Es gracias a ella que podemos tener esperanza que nuestro largo peregrinaje podrá seguir a pesar de todo. Esta es la Buena Nueva: «nos ha nacido un niño».



El cristianismo verá en este nacimiento el punto de quiebre de la historia humana. Lo infinito se hace finito, lo absoluto deviene particular, el espíritu se encarna, Dios se hace hombre, el Todopoderoso se hace niño en un pesebre. Si algo salva al cristianismo de sus miserias tan demasiado humanas es justamente ser la religión del niño.



A propósito de la píldora del día después surge en el debate nacional la novedad central de los tiempos que vivimos. La técnica ha irrumpido en medio de la natalidad, empujando la libertad humana hasta el límite que en el Génesis separaba lo humano de lo divino: el control de la vida. Gracias a las píldoras anticonceptivas, el aborto y a las técnicas de la procreación artificial, las mujeres y los hombres de hoy pueden burlarse de la fecundidad no deseada o de la esterilidad impuesta.

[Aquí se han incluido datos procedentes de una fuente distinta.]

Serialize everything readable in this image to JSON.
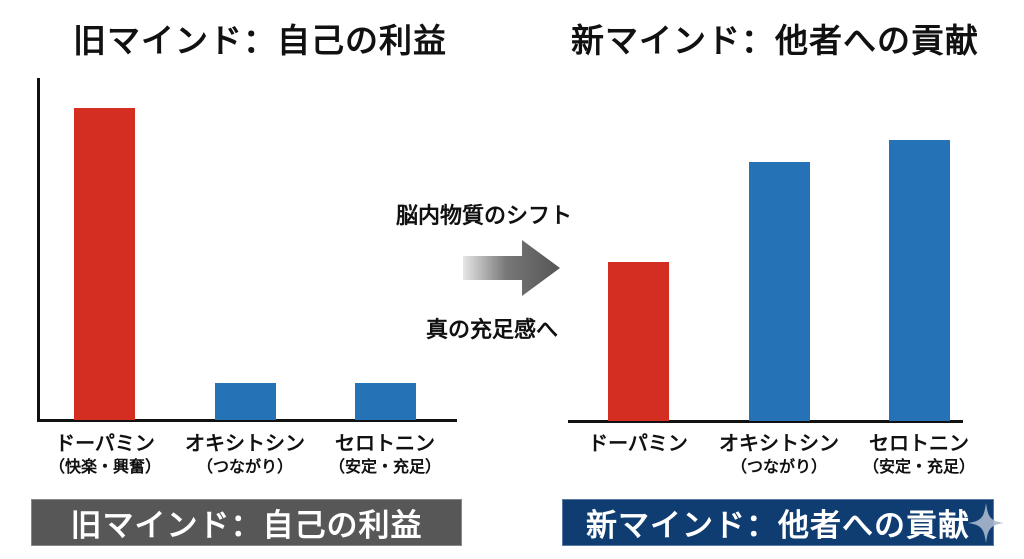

Aún más: ahora podemos manipular el patrimonio genético del que está por nacer, y la maternidad podrá optar por el tipo de niño que quiera. Lo que la mujer de la antigüedad pedía al oráculo y el sacerdote solicitaba a su dios, ahora puede realizarlo la ciencia.



Esta es la cuestión central: paternidad y maternidad ante la potencia -bendición o maldición- de la ciencia humana. Píldoras más, recursos de protección menos, no nos confundamos. He ahí lo que está en discusión: el sentido y los límites de la libertad humana. ¿O ya no los hay?

¿Nos nacerá un nuevo niño? Una nueva vida que la técnica nos promete gatillar, manipular o impedir con toda libertad, mientras que otros nos la quieren imponer conservadoramente sin ninguna libertad, en feroz natalismo.



En el siglo 20 una mujer judía volvió a renovar la tradición cristiana que canta la vida en el «milagro del nacimiento». Para Hannah Arendt la natalidad es un milagro pues en él todo vuelve a comenzar en forma riesgosa, promisoria, abierta, única e irrepetible. «Nadie nunca igual que mi hijo ha habido ni habrá» es el canto de la natalidad. Es en el nacimiento que los hombres nos volvemos a asombrar, admirar, llorar de dolor y cantar de alegría.



La libertad del ser humano surge al nacer, pues incesantemente todo se renueva y vuelve a ser posible. Arrojado al mundo, cada niño deberá entender que la libertad es su condena, pues nadie lo consultó, y cada padre verá que no hay responsabilidad más grande que aquella que surge al contemplar al ser más desvalido, el que grita sin apelación «sin ti me muero».



Lo que el místico intuye y el enamorado desea, los padres lo saben y lo acurrucan en sus brazos.



Hannah Arendt, mujer sin hijos, filósofa sin partido, judía sin nación en el siglo de la ciencia que todo lo puede y del Holocausto que generó fábricas de cadáveres, nos canta el amor a la vida en el nacimiento. Ella, que vio a tantos morir, no es extraño que haya intuido con tal claridad el milagro del nacimiento.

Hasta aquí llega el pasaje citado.